On the 4th of January, 1834, the ship passed within six miles of an iceberg floating on the sea, in lat. 4/° S., long. 57£° W. It was of square form, and had a small conical hummock attached to its base. The summit was level; but in some points of view the effects of refraction caused it to appear as an inclined plane. It had a dazzling whiteness, and seemed to be covered with snow. The circumference of the berg was estimated at between three and four hundred feet, and its height at fifty; but, to judge from its shape, it is probable that little more than a sixth of its actual bulk was visible above the surface of the ocean.

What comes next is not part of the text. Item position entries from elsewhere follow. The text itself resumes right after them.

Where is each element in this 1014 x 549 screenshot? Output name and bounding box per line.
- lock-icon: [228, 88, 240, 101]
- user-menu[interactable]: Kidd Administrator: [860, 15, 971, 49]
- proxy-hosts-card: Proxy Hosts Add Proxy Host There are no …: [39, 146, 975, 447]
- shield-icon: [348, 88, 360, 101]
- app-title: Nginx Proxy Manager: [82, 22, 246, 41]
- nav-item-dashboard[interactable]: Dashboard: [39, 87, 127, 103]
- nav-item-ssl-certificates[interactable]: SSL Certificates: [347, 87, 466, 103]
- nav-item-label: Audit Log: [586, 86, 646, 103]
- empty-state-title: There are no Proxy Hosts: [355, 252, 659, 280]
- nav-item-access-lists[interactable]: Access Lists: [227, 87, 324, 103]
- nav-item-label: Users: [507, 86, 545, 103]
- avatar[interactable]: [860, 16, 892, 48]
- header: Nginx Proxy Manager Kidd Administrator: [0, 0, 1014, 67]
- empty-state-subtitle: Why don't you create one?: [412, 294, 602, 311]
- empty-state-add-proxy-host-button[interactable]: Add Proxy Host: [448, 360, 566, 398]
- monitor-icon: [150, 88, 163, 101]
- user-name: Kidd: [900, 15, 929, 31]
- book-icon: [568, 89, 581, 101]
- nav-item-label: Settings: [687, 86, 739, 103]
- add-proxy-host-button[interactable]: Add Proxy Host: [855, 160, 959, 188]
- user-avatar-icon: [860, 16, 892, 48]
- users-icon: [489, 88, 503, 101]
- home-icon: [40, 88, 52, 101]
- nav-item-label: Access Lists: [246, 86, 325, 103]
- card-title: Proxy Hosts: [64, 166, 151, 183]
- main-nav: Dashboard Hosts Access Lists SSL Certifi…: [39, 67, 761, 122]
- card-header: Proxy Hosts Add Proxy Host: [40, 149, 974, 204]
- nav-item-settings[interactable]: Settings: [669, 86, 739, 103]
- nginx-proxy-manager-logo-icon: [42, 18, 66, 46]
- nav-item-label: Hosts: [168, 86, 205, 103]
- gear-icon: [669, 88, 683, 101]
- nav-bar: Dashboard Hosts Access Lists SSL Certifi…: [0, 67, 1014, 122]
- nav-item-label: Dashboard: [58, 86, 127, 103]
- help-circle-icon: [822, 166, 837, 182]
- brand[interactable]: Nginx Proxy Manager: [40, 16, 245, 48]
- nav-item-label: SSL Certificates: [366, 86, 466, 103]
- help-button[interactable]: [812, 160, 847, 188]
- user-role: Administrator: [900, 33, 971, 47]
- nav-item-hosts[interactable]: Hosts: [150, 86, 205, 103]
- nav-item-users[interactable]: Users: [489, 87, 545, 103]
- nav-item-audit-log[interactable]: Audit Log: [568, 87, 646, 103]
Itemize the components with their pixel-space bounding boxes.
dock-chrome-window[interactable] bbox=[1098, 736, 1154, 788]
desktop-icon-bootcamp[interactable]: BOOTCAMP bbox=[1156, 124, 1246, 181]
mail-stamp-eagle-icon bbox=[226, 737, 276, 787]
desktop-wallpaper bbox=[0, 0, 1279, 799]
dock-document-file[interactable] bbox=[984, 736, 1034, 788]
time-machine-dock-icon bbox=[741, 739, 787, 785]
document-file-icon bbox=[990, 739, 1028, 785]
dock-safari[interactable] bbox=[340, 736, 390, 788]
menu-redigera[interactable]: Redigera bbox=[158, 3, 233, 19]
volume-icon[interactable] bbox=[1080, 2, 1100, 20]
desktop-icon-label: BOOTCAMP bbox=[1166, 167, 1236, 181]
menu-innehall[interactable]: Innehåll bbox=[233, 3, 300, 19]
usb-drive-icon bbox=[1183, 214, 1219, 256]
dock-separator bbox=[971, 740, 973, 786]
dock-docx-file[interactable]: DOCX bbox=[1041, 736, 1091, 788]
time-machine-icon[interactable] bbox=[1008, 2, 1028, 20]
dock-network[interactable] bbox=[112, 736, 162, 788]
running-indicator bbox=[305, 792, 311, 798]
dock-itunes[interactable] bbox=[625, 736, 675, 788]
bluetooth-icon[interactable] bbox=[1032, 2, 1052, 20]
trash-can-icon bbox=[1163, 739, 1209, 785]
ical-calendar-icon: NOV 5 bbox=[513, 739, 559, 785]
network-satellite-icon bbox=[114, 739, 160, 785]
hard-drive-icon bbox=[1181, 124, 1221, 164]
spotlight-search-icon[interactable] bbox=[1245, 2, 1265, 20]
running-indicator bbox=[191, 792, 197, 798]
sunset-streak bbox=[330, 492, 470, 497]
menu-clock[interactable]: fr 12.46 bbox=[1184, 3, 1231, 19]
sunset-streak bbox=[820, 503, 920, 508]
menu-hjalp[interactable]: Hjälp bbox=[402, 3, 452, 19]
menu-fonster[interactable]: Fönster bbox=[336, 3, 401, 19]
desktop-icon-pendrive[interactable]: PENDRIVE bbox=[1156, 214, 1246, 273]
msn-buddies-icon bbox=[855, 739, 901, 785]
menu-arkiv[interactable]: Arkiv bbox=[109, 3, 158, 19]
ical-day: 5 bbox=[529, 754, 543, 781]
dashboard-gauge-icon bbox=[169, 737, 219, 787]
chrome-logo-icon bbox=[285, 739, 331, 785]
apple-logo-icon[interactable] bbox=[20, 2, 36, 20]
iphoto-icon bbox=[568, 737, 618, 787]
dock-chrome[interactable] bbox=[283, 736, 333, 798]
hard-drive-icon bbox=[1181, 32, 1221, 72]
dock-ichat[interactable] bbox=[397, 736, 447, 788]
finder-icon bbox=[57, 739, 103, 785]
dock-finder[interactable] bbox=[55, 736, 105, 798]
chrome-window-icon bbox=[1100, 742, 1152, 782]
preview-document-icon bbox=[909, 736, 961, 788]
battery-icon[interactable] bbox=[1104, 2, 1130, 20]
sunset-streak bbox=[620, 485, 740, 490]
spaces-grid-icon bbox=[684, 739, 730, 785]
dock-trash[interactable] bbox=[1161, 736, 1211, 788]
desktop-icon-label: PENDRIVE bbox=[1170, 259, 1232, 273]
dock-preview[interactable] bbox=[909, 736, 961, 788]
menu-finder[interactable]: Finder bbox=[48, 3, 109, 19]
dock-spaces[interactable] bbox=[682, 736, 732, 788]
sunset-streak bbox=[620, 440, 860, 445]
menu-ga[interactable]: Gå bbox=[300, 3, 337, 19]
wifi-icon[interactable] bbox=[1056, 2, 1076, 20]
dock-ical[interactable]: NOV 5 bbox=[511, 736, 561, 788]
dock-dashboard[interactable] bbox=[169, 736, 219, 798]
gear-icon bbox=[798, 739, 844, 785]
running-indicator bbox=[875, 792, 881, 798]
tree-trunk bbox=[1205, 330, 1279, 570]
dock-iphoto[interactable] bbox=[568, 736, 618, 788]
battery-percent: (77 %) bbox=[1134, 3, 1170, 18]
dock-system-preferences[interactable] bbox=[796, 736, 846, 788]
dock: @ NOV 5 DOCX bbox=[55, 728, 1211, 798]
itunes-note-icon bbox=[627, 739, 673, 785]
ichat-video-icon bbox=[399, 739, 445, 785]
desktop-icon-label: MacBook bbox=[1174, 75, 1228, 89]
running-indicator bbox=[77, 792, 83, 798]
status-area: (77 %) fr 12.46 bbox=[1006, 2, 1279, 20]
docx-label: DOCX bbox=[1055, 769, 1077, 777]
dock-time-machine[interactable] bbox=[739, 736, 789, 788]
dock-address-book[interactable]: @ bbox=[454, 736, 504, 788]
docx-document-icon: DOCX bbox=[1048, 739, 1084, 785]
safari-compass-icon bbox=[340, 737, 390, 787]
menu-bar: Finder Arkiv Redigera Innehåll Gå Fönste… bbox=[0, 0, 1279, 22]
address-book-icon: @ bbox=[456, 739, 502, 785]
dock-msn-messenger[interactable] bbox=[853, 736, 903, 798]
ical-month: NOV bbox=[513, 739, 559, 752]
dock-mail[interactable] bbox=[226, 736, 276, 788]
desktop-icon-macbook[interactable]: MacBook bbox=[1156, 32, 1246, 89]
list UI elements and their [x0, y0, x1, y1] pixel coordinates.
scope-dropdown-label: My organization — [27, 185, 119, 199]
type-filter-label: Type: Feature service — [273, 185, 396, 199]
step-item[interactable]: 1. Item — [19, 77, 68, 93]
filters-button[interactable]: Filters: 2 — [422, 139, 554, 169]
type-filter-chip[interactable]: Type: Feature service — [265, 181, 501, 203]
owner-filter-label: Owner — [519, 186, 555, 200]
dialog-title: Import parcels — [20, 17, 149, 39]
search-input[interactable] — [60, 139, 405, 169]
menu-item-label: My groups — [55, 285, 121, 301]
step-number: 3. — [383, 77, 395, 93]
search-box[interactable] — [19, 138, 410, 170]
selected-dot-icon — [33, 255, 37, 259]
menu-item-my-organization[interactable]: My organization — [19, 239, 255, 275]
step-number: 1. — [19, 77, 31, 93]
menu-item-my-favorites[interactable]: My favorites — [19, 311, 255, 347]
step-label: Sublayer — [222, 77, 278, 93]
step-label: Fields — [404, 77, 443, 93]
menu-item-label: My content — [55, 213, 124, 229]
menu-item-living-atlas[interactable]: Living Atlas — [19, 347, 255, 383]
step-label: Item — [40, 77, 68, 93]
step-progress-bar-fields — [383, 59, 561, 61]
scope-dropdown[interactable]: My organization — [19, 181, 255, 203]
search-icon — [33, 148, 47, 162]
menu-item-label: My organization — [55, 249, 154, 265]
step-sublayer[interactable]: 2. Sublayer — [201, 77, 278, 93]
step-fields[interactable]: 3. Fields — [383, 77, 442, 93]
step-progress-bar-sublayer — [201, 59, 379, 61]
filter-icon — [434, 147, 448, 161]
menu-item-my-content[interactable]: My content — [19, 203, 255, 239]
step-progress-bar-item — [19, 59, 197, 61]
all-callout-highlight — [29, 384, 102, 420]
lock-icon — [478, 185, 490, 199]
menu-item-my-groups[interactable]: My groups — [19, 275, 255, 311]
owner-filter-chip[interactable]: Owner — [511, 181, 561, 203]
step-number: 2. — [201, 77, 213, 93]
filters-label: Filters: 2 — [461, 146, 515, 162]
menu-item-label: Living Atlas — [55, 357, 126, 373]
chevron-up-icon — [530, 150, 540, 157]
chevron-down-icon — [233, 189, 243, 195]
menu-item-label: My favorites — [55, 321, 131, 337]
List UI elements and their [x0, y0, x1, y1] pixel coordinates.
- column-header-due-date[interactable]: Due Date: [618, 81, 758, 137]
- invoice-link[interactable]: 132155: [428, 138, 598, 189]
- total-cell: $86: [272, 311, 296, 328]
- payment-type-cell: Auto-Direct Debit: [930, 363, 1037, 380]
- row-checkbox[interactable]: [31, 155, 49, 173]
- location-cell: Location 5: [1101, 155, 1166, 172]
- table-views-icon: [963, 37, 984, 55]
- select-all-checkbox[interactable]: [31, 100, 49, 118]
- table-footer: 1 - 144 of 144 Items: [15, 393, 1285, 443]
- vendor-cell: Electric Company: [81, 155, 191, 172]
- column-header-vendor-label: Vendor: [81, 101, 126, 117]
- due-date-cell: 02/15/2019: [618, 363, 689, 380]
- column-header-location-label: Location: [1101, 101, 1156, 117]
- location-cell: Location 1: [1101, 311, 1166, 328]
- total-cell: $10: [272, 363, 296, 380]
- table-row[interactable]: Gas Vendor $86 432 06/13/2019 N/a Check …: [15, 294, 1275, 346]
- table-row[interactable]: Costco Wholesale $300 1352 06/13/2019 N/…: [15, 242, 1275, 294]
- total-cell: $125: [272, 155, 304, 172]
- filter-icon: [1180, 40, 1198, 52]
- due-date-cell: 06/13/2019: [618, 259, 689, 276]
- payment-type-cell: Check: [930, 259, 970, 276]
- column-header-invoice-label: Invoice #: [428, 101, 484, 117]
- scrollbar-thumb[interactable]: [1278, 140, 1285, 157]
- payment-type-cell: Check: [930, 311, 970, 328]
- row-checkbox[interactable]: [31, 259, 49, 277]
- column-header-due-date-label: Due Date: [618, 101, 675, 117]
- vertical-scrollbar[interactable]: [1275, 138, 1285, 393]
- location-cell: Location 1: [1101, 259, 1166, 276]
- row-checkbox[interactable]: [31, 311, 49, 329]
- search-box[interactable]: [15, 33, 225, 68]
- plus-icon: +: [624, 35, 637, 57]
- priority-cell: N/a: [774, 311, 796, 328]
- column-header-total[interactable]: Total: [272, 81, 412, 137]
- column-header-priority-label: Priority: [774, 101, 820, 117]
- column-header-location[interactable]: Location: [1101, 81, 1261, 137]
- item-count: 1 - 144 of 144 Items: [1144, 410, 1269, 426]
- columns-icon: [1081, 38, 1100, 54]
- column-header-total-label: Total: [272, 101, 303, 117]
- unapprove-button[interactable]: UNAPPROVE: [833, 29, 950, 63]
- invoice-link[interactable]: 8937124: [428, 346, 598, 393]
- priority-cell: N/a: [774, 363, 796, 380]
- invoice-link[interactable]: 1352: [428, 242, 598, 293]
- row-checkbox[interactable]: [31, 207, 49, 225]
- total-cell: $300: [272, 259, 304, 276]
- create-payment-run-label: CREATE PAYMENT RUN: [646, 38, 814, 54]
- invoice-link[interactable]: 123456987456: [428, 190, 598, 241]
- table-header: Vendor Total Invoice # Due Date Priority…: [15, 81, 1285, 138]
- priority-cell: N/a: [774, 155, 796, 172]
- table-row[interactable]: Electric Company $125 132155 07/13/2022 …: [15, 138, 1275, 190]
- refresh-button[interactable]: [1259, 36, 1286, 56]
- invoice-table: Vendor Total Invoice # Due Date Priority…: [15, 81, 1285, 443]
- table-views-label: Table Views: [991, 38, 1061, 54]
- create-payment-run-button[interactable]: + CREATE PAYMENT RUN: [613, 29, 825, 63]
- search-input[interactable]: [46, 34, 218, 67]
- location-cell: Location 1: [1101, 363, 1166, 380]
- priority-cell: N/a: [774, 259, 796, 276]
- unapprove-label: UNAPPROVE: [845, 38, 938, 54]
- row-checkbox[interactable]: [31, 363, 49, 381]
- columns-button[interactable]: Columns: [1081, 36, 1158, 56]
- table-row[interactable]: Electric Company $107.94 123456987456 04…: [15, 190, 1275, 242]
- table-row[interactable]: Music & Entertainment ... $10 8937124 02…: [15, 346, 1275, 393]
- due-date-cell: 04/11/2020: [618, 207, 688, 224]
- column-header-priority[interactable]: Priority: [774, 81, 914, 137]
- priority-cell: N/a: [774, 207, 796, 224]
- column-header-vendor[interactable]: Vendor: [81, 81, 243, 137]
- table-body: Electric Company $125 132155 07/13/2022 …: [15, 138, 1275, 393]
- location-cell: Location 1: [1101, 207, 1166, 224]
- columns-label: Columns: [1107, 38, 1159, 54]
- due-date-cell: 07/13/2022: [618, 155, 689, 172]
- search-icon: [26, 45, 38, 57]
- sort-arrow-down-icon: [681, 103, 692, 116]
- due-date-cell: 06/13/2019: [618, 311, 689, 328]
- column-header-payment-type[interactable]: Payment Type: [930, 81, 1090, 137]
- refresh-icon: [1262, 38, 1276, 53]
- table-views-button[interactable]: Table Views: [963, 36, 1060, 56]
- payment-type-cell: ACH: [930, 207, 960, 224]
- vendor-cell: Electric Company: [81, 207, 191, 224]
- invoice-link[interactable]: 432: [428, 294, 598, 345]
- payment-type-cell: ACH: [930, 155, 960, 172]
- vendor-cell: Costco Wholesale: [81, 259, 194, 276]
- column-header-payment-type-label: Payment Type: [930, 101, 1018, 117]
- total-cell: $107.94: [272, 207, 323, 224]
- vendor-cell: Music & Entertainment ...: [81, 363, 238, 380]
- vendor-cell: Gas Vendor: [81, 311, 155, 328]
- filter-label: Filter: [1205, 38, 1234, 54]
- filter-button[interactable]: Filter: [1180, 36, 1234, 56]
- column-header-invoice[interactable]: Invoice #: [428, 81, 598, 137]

Floating ice-islands are not unfrequently seen in this latitude, and the uncertainty of their situation requires that ships should keep a strict night-watch to avoid them. During the winter season they remain consolidated with the frozen lands whence they originate; and it is not until the summer of the south that they drift into the lower latitudes, and intrude upon the ordinary tracks of shipping. Many penguins, and divers, were at the same time observed swimming on the water; their home being either the iceberg, or, with more probability, the Falkland Islands, from which we were now distant about a day's sail.